Communications Technology



The Colombian military is deploying in response to widespread armed violence between the Gaitanista Self-Defense Forces of Colombia (Autodefensas Gaitanistas de Colombia, AGC, Clan del Golfo, Los Urabenos, Clan Usaga) and the National Liberation Army (Ejercito del Liberacion Nacional, ELN) in southern Choco department at the end of September 14. The conflict centered on the community of San Miguel in Medio San Juan, where armed clashes began around 5:00 p.m. on September 12. More than 1,000 civilians have since fled the area. The Colombian army claims that the control of drug trafficking routes has caused the conflict between these groups. The army is carrying out sweeping and demining operations to secure the area. There were no initial reports of casualties.

An increased military presence is almost certain in the south of the Choco department in the coming weeks. Further clashes are likely between the ELN and ATG and the Colombian army. Disruptions to transit and business operations are likely. Authorities could impose curfews, roadblocks and movement restrictions.

San Miguel is about 104 km (65 miles) north of Buenaventura.

The context

Both the AGC and the ELN are entrenched paramilitary groups in the far north of Colombia; both rely heavily on the production and distribution of cocaine for their funding. This outbreak of violence is occurring in the first weeks of the presidency of Gustavo Petro, who came to power on a platform of pursuing de-escalation and peace with the AGC and ELN.

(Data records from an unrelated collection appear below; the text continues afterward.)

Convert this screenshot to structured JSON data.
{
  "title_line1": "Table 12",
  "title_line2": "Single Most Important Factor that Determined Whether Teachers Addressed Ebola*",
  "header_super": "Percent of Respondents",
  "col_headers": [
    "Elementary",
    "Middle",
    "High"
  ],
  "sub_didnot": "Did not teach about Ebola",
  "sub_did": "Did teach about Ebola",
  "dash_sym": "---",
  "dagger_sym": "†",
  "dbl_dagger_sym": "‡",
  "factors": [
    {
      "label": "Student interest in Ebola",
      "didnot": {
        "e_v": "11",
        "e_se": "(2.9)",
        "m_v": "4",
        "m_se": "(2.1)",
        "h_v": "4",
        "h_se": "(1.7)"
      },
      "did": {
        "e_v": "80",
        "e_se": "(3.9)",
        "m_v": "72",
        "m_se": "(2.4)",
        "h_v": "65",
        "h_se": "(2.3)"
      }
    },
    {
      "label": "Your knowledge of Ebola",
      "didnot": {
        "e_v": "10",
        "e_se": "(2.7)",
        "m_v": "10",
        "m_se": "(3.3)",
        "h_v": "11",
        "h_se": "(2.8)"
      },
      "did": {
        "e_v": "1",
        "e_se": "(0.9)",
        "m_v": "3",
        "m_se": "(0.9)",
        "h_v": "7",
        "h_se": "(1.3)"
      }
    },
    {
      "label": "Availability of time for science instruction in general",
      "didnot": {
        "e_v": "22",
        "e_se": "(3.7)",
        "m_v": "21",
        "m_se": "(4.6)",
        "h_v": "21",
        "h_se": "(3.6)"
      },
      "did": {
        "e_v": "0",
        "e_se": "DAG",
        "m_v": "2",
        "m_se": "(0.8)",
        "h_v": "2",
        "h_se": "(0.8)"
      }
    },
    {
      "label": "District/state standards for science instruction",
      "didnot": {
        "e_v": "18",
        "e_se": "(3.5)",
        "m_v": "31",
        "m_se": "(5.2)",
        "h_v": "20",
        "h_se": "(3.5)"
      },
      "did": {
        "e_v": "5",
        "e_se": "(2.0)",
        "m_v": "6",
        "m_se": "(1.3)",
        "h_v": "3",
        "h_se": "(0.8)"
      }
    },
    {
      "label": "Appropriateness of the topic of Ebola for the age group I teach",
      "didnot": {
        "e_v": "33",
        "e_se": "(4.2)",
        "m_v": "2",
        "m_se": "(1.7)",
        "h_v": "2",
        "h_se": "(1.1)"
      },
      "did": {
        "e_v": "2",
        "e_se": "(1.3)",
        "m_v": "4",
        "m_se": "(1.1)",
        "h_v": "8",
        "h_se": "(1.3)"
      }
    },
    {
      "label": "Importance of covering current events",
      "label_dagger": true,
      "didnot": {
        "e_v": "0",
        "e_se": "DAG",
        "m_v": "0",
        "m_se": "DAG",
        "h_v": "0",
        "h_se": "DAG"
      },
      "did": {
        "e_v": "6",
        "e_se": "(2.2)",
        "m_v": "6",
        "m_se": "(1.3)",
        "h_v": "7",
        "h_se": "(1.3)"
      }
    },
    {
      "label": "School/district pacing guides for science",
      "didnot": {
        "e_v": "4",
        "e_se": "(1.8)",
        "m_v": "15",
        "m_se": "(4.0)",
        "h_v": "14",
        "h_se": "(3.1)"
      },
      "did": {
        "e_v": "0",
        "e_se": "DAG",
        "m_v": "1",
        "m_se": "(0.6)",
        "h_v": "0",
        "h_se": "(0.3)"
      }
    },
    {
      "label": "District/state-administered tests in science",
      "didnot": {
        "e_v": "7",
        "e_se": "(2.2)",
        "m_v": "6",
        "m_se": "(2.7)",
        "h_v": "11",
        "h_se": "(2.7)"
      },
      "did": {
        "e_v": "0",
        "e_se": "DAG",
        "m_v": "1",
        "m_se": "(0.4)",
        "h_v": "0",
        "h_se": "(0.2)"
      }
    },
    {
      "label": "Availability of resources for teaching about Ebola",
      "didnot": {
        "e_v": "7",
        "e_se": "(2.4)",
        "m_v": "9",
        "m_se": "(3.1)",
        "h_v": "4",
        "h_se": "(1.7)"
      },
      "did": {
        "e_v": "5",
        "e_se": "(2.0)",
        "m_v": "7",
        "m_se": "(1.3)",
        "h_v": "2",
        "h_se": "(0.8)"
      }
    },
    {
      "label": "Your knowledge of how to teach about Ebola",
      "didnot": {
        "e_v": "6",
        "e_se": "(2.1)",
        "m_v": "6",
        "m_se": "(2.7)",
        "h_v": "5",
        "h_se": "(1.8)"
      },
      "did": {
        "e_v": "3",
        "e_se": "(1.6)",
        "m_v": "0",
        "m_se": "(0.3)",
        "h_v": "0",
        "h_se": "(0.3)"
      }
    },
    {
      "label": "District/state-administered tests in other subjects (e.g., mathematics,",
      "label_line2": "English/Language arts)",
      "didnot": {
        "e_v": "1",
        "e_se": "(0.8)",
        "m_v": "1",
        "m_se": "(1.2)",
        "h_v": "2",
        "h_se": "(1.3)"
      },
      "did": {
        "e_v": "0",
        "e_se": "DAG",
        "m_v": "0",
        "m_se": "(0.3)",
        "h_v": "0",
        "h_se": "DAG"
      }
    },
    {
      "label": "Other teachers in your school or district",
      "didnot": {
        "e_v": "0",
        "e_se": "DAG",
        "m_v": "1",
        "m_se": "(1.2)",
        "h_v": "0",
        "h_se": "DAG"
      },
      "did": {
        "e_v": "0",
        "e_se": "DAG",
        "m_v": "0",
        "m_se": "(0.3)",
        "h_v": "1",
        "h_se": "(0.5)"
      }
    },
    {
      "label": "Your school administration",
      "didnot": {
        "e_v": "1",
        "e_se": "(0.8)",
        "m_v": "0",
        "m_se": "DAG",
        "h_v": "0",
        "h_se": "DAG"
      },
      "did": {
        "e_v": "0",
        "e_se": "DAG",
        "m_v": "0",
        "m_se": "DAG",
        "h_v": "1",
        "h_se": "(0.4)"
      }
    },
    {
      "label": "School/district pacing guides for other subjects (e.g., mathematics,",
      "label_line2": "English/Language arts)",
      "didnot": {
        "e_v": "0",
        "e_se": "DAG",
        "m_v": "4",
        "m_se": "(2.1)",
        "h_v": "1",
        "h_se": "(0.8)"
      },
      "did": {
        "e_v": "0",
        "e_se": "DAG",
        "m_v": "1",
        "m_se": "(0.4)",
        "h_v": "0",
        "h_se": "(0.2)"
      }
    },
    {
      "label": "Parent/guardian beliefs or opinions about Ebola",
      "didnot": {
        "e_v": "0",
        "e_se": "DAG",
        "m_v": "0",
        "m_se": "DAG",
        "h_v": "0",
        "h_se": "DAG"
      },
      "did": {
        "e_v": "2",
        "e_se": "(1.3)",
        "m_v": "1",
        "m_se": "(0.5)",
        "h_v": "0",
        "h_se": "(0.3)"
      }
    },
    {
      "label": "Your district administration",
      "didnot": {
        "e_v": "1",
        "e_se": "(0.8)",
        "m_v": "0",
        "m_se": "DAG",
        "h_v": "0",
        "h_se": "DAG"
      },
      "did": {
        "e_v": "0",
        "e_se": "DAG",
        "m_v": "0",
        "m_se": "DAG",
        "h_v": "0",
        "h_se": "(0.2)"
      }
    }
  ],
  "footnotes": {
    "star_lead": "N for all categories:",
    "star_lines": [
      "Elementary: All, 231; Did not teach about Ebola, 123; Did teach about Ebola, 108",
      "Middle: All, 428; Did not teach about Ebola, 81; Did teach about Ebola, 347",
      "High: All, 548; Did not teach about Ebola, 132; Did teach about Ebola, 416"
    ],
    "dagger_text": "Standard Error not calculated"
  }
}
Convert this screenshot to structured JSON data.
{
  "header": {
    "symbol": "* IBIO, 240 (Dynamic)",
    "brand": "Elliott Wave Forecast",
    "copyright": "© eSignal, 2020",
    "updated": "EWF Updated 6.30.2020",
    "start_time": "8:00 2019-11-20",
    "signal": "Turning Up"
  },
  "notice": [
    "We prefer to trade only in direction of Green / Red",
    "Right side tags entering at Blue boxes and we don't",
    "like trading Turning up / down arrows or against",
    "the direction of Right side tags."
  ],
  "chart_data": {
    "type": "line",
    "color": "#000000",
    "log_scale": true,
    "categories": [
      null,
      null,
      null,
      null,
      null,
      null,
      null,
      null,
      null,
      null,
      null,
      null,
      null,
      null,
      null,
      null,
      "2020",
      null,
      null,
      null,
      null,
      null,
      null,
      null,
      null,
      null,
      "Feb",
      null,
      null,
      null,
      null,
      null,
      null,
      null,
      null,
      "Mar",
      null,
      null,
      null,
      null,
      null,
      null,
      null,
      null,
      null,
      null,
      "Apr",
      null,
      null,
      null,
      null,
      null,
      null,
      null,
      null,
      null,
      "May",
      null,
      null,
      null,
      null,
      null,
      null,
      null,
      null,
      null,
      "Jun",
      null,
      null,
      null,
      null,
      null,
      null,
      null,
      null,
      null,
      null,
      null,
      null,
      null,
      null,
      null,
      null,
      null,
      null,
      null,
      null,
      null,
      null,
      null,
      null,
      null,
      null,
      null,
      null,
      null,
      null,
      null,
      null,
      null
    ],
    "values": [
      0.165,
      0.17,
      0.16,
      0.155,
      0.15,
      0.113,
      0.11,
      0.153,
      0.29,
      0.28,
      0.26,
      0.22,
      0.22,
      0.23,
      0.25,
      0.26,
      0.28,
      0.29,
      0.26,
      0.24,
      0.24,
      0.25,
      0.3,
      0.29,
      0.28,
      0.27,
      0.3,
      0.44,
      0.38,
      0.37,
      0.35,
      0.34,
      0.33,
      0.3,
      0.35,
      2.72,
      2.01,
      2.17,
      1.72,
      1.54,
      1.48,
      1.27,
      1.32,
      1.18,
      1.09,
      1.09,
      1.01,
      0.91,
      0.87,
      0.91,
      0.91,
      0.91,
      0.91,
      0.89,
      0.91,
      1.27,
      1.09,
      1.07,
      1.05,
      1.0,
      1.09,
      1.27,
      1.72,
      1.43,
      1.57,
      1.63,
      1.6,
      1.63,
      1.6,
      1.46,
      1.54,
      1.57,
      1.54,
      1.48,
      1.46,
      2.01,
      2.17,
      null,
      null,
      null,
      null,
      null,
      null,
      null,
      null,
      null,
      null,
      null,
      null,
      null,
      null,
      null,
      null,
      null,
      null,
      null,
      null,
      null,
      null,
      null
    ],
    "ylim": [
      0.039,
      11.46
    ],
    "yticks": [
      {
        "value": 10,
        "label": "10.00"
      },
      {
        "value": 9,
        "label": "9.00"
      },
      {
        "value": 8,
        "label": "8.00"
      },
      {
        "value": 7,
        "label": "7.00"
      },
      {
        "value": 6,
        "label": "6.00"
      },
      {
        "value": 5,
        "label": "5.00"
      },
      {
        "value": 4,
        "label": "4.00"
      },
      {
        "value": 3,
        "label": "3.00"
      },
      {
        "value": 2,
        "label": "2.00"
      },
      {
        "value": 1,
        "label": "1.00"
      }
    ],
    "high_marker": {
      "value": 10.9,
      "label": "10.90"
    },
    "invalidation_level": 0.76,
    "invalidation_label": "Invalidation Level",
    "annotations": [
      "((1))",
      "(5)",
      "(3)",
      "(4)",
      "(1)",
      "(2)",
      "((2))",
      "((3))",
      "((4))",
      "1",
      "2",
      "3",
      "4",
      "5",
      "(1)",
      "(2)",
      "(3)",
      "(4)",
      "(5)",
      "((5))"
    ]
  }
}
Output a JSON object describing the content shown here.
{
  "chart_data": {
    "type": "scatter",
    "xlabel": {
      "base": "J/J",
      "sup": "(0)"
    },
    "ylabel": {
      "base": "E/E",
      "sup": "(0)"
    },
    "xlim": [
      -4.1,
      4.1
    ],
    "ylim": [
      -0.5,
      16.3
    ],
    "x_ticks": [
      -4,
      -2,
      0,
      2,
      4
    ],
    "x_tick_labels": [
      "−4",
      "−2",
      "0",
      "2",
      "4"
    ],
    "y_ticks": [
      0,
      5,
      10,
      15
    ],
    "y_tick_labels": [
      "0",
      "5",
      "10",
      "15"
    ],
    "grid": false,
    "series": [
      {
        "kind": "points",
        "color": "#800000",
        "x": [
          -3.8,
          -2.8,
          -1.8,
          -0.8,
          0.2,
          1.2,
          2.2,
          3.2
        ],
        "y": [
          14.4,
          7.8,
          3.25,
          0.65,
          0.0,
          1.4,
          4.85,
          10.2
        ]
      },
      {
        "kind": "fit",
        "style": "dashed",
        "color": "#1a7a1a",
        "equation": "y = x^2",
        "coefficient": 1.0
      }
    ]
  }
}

Consider postponing non-essential travel to southern Choco Department until the situation stabilizes. Avoid all military installations, administrative buildings and strategic infrastructure that could be the target of attacks. Liaise with trusted contacts.

Avoid areas of apparent military or paramilitary activity or concentrations of security personnel. Leave the area immediately in case of violence; shelter in a secure building, away from exterior walls. Confirm routes, road access conditions and destination security before making ground movements and when planning cargo shipments. If you are traveling overland, do so in a convoy and allow extra time to reach destinations due to possible roadblocks. Get satellite phones for emergencies. Register and maintain contact with diplomatic missions.